Book Review – Snow by Orhan Pamuk

A great story of an elusive love and heartbreak against a political backdrop in modern day Turkey by the great story teller. An exiled poet Ka returns back to his hometown of Kars to investigate the suicide by young girls forbidden to wear head scrafs. He accepted the assignment drawn by a misplaced hope of winning over Ipek his long lost love who is now recently dovorced.

The backdrop of the story is constant snowfall which prompts the poet to write poems tagging to the different corners of a snowflake. When poems come to him, he would find a lonely corner to write it into a blue book which was eventually lost after he was murdered back in Germany. The story shows the dillemma the dogmatic rules of religion causes in the society which longs for freedom. In the story poet crosses his path with number of interesting characters including charismatic Blue, an Islamic terrorist wanted to crush any retort to religious dogmas, Ipek and her sister, Ipek’s ex-husband, a modernist turned Islamist. Overall book shows how religion would ultimately uproot the secular credentials of any society and turn it into a burning hell where radicals would always be at loggerheads with moderates.

In particular the book highlights the challenge Islam in particular has where it’s rigid dogma causes a constant anxiety among its followers always questioning their belief to the core tenets of religion. The whole society is ultimately driven to madness to prove that they are true to Islam and not hypocrites which are destined to rot in the worst of hell. That madness is metaphorically depicted by the author in the massacre at the theater which killed his only hope to secure his happiness.

Ka is driven by a lingering hope to get Ipek back with him to Germany which was an elusive happy paradise he has been searching all his life. Ipek gave hope but retraced her steps at the last moment breaking Ka and ultimately led to his murder.

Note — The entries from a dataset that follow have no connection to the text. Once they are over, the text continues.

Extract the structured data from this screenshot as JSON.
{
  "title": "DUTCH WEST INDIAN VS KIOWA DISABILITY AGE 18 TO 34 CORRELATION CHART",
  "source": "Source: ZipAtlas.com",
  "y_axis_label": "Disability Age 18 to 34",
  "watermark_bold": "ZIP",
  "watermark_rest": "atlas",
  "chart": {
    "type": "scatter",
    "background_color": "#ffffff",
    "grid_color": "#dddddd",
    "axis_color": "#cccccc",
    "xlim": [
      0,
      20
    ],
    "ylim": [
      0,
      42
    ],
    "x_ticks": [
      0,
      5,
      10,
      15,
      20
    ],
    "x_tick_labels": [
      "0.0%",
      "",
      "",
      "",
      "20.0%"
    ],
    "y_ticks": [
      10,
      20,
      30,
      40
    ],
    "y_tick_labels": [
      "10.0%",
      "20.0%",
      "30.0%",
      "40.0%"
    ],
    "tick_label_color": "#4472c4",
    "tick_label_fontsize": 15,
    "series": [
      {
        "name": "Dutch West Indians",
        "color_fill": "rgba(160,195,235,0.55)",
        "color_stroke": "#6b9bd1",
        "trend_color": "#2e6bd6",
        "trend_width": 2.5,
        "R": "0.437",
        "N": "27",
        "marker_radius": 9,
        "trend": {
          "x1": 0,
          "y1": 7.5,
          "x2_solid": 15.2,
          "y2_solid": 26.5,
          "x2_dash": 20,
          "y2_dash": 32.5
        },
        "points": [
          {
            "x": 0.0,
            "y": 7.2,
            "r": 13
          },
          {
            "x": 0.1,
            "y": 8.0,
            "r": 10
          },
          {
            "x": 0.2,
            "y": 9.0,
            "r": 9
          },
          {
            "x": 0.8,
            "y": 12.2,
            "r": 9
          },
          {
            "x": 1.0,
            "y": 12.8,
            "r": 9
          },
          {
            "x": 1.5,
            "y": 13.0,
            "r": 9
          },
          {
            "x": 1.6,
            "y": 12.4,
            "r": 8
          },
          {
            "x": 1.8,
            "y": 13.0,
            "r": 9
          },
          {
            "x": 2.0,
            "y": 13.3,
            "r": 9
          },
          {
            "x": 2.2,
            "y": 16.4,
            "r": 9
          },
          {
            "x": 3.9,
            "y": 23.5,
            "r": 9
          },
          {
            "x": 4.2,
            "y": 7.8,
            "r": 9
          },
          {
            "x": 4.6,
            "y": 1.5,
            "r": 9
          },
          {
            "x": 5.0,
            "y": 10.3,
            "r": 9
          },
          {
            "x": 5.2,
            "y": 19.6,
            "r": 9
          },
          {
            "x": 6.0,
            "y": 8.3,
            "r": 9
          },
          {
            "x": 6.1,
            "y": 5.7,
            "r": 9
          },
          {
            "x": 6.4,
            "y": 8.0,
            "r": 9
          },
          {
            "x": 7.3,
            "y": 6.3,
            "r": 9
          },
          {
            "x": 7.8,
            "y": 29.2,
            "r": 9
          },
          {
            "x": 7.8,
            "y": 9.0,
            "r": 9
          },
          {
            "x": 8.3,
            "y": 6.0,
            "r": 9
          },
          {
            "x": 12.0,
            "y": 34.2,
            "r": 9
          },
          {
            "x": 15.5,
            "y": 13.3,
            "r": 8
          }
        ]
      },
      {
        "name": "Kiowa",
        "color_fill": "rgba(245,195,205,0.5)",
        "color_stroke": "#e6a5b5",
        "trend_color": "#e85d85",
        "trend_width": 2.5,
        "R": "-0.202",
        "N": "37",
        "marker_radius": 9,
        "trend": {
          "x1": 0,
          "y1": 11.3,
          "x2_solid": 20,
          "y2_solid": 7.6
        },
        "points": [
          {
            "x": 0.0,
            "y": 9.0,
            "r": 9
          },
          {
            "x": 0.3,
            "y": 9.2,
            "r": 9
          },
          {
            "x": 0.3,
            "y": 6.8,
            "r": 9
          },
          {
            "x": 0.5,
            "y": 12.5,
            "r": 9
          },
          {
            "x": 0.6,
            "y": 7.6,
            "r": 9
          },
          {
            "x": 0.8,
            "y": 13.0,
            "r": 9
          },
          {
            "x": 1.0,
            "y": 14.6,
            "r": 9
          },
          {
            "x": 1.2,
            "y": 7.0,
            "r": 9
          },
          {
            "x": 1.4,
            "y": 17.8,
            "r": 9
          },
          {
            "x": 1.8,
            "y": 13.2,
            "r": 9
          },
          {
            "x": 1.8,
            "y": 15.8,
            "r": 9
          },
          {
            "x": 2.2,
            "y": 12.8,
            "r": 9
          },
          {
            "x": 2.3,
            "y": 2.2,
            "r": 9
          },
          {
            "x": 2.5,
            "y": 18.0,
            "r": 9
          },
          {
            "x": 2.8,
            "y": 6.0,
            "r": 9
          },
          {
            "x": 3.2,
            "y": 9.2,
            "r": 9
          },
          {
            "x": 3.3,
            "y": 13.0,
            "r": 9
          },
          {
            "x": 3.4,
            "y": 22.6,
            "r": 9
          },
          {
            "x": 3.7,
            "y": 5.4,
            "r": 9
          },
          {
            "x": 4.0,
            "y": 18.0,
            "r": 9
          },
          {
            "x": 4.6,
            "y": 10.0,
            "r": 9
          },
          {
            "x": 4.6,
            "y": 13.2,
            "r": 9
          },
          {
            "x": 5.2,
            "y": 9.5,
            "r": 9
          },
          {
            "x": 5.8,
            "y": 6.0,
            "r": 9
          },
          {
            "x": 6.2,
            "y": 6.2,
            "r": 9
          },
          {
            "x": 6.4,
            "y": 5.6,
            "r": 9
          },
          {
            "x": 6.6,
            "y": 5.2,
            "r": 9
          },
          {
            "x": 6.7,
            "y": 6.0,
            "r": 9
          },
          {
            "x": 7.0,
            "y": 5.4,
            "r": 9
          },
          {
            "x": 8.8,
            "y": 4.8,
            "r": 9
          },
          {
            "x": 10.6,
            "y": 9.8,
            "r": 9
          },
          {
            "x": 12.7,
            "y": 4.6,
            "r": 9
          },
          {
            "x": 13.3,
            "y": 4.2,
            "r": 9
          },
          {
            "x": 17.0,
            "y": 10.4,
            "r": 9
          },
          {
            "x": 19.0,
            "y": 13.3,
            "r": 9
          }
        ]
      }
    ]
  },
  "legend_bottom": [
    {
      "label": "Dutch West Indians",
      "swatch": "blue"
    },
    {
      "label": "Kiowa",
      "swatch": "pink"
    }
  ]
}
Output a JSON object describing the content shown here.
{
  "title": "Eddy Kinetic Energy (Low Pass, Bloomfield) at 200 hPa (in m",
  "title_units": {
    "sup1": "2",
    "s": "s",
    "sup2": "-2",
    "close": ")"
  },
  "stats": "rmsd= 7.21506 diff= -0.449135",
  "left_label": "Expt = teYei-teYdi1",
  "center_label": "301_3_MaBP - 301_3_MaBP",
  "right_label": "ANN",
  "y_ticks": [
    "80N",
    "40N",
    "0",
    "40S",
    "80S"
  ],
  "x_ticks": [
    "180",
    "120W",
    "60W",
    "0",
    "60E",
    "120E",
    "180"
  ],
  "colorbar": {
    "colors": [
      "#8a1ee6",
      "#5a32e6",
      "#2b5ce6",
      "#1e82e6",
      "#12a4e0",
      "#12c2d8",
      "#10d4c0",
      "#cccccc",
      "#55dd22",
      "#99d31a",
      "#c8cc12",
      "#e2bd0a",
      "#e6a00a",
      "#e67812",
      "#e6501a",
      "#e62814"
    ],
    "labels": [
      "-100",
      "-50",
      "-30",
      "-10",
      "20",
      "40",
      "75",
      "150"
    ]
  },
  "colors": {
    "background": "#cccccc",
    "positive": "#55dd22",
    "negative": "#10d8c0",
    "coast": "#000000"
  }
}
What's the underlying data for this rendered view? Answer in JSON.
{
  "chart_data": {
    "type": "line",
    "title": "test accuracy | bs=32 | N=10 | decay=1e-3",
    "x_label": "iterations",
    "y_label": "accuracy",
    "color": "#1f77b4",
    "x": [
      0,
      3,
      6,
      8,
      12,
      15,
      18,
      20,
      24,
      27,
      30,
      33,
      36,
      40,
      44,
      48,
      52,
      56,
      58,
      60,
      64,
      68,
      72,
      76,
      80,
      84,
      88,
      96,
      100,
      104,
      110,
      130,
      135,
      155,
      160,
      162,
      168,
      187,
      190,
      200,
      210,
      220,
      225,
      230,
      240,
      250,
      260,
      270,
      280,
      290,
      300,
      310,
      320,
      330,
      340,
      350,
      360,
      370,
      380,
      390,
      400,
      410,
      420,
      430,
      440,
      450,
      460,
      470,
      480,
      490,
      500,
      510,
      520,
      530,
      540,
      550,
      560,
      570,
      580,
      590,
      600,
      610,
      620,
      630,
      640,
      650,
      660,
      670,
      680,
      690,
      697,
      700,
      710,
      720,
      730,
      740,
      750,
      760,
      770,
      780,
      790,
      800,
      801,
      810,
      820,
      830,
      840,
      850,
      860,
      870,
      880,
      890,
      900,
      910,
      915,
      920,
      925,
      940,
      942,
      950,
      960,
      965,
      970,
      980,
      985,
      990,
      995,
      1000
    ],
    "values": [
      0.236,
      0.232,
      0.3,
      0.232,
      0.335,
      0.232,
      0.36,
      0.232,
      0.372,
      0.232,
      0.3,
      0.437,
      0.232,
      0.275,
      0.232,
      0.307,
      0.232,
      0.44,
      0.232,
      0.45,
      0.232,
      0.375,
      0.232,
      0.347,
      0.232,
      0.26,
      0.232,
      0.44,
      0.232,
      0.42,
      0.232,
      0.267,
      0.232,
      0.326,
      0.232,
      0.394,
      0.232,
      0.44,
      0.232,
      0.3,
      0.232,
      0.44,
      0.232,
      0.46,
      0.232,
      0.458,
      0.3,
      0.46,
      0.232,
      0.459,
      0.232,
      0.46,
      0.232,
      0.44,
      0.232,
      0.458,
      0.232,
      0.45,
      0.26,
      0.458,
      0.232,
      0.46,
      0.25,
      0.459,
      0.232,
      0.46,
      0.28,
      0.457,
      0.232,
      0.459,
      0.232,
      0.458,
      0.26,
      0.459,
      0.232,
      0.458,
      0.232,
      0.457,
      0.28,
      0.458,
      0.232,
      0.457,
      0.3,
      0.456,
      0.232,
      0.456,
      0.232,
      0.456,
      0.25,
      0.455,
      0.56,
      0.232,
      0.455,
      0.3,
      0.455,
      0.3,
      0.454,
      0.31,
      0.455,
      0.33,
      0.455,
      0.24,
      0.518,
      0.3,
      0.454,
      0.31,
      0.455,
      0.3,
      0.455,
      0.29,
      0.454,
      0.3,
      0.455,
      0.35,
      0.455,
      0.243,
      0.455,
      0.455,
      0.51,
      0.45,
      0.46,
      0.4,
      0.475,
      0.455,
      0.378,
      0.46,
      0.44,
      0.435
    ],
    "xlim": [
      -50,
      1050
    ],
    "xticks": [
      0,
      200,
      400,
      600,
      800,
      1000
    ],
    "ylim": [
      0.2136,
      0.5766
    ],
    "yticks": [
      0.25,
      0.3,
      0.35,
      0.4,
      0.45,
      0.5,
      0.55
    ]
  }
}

In Snow, Orhan tries to unravel the conflict in modern Turkey between modernity and fundamentalist Islam which is reflective of the struggle in every Islamic society at present. It’s an important book to understand the challenges Islamic societies face today and readers will get more insights into that inner struggle in these societies than they would ever get by reading history books or any other non-fiction commentary.